Optometrists understand the clinical implications of diurnal fluctuations of intraocular pressure. We know that the IOP is higher in the morning than at any other time of the day. It is now scientifically proven that the IOP follows a circadian rhythm. This circadian rhythm is now known as a risk factor for glaucoma progression. But why is this circadian fluctuation happening?
Once we are able to answer this question, we can begin to develop targeted treatments. But this is not the only complication of glaucoma. Ocular perfusion pressure is another risk that has complicated glaucoma management.
Circadian rhythms and ocular perfusion pressure are currently understood as There is as vascular variables in the pathogenesis of glaucoma. This relationship may be stronger in glaucoma individuals with reduced IOP. Adequate perfusion with adequate blood flow is essential to sustaining any tissue’s biochemical and nutritional requirements so that it can operate properly.

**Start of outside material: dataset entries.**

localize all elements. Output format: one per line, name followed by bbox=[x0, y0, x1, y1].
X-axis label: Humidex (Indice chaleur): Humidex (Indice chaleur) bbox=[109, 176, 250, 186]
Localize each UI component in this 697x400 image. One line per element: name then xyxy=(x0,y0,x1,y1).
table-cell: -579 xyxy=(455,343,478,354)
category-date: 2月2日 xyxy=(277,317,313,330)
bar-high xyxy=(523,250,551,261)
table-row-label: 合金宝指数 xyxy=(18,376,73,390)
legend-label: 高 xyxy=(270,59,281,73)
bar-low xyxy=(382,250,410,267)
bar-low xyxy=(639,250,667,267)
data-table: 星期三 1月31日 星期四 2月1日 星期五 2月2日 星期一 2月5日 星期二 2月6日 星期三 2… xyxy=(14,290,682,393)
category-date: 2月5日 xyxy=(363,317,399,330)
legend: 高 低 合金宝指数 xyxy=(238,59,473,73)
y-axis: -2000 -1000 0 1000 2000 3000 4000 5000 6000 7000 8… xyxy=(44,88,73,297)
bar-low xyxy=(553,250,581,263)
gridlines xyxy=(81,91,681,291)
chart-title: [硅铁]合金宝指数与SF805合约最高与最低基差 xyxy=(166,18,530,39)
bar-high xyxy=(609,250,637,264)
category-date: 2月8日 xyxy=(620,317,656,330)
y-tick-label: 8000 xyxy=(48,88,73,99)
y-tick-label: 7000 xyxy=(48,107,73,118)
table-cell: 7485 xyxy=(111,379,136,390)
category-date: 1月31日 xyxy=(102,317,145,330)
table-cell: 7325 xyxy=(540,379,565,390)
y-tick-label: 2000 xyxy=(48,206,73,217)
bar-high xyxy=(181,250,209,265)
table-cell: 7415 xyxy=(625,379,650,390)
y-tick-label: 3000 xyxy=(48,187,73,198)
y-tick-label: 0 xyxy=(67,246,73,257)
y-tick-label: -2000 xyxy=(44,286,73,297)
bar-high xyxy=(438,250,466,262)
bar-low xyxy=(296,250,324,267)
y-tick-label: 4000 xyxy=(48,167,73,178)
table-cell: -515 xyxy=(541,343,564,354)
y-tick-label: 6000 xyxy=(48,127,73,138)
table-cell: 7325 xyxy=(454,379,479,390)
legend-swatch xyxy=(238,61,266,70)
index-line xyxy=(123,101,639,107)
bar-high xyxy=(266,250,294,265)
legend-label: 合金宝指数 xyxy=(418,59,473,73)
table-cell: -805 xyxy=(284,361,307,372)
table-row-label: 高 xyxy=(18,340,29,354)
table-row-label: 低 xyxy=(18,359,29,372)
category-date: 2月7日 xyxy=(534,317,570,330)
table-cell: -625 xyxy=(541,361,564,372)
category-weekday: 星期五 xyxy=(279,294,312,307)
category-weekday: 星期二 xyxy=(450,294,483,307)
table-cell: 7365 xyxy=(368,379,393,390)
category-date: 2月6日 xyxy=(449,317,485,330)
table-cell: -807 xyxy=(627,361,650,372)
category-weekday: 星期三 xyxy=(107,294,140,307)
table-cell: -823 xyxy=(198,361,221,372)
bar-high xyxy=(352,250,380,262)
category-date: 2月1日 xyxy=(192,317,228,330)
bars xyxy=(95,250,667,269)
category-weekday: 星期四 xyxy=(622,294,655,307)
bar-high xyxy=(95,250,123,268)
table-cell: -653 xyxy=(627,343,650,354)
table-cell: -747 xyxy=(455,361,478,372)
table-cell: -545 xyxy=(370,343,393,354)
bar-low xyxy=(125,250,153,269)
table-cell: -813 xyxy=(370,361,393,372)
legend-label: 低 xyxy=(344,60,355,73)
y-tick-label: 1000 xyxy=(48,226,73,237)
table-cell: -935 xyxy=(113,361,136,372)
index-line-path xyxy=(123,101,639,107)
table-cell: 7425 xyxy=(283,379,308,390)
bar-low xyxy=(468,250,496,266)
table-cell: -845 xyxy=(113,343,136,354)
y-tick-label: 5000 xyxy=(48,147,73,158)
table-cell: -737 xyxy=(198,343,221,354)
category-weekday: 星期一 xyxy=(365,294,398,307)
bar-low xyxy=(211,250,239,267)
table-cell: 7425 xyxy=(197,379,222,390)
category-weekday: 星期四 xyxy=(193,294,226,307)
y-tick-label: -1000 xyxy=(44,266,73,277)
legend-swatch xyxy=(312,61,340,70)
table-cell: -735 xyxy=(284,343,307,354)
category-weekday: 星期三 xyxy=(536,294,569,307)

This course deconstructs circadian rhythm and ocular perfusion pressure. It ignites research and clinical interest in one of the latest management strategies for Glaucoma.
There are nine modules in this course. Each module has several topics in them. Each topic has articles and/or video lessons. You are required to read through each article and watch every video.
The Learning Management System detects and tracks user progress as it captures all digital footprints. The minimum expected duration for this self-paced training course is 5 hours.
On completing this training, you will be automatically issued a 10 CPD training certificate. This counts towards the pre-requisite for license renewals.